1 The problem of ancestrality, for the uninitiated, goes like this: there seems to be a problem that emerges when ‘correlationist’  philosophies attempt to think a discourse that would claim to be able to speak about objects and events which are not only prior to the correlation in question, but in which the correlation itself arises as one event among others. It’s not that the correlationist philosopher has nothing to say about the discourse of the scientist, but that the she must posit a layer of meaning more primordial than the scientific one, so that what the scientist is really saying requires a kind of translation. The scientist’s language is subtly translated by the philosopher’s meta-reflection on the correlate: what the scientist’s reflections amount to more precisely is not simply ‘x occurred,’ or ‘there is y,’ but x occurred/there is y for humans, for the kind of observer who can make sense of x and y.
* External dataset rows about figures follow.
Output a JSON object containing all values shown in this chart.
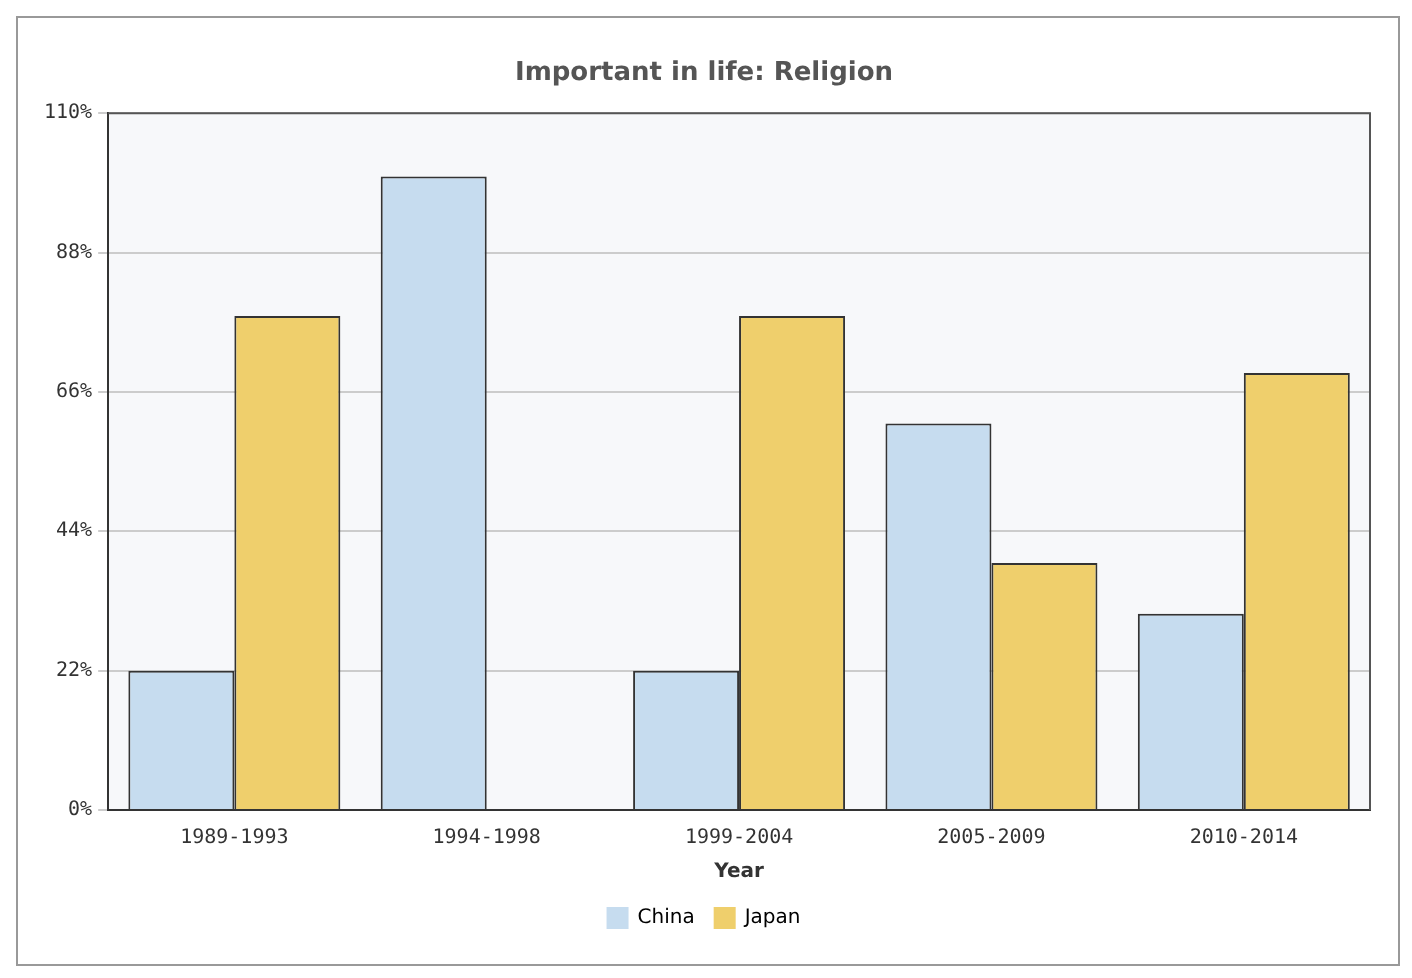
{
  "chart_data": {
    "type": "bar",
    "title": "Important in life: Religion",
    "xlabel": "Year",
    "categories": [
      "1989-1993",
      "1994-1998",
      "1999-2004",
      "2005-2009",
      "2010-2014"
    ],
    "series": [
      {
        "name": "China",
        "color": "#c6dcef",
        "values": [
          22,
          100,
          22,
          61,
          31
        ]
      },
      {
        "name": "Japan",
        "color": "#efcf6c",
        "values": [
          78,
          null,
          78,
          39,
          69
        ]
      }
    ],
    "ylim": [
      0,
      110
    ],
    "yticks": [
      {
        "value": 0,
        "label": "0%"
      },
      {
        "value": 22,
        "label": "22%"
      },
      {
        "value": 44,
        "label": "44%"
      },
      {
        "value": 66,
        "label": "66%"
      },
      {
        "value": 88,
        "label": "88%"
      },
      {
        "value": 110,
        "label": "110%"
      }
    ],
    "grid": "y",
    "legend": "bottom"
  }
}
Meillassoux thinks this forces you into a fideism, not with regard to manifest facts, but with regard to speculative claims about any absolute which gives the world as such.

2 “Not empiricism, and yet realism in philosophy, that is the hardest thing.“ Ludwig Wittgenstein, Remarks on the Foundations of Mathematics, 325.

3 Ludwig Wittgenstein, Culture and Value, 15.

4 Wittgenstein’s anti-theoretical stance would, of course, preclude him from offering this kind of account.

5 Daniel Colucciello Barber’s reading of Deleuze has been invaluable in clarifying this point for me. See in particular Daniel Colucciello Barber, Deleuze and the Naming of God: Post-Secularism and the Future of Immanence (Edinburgh: Edinburgh University Press, 2014).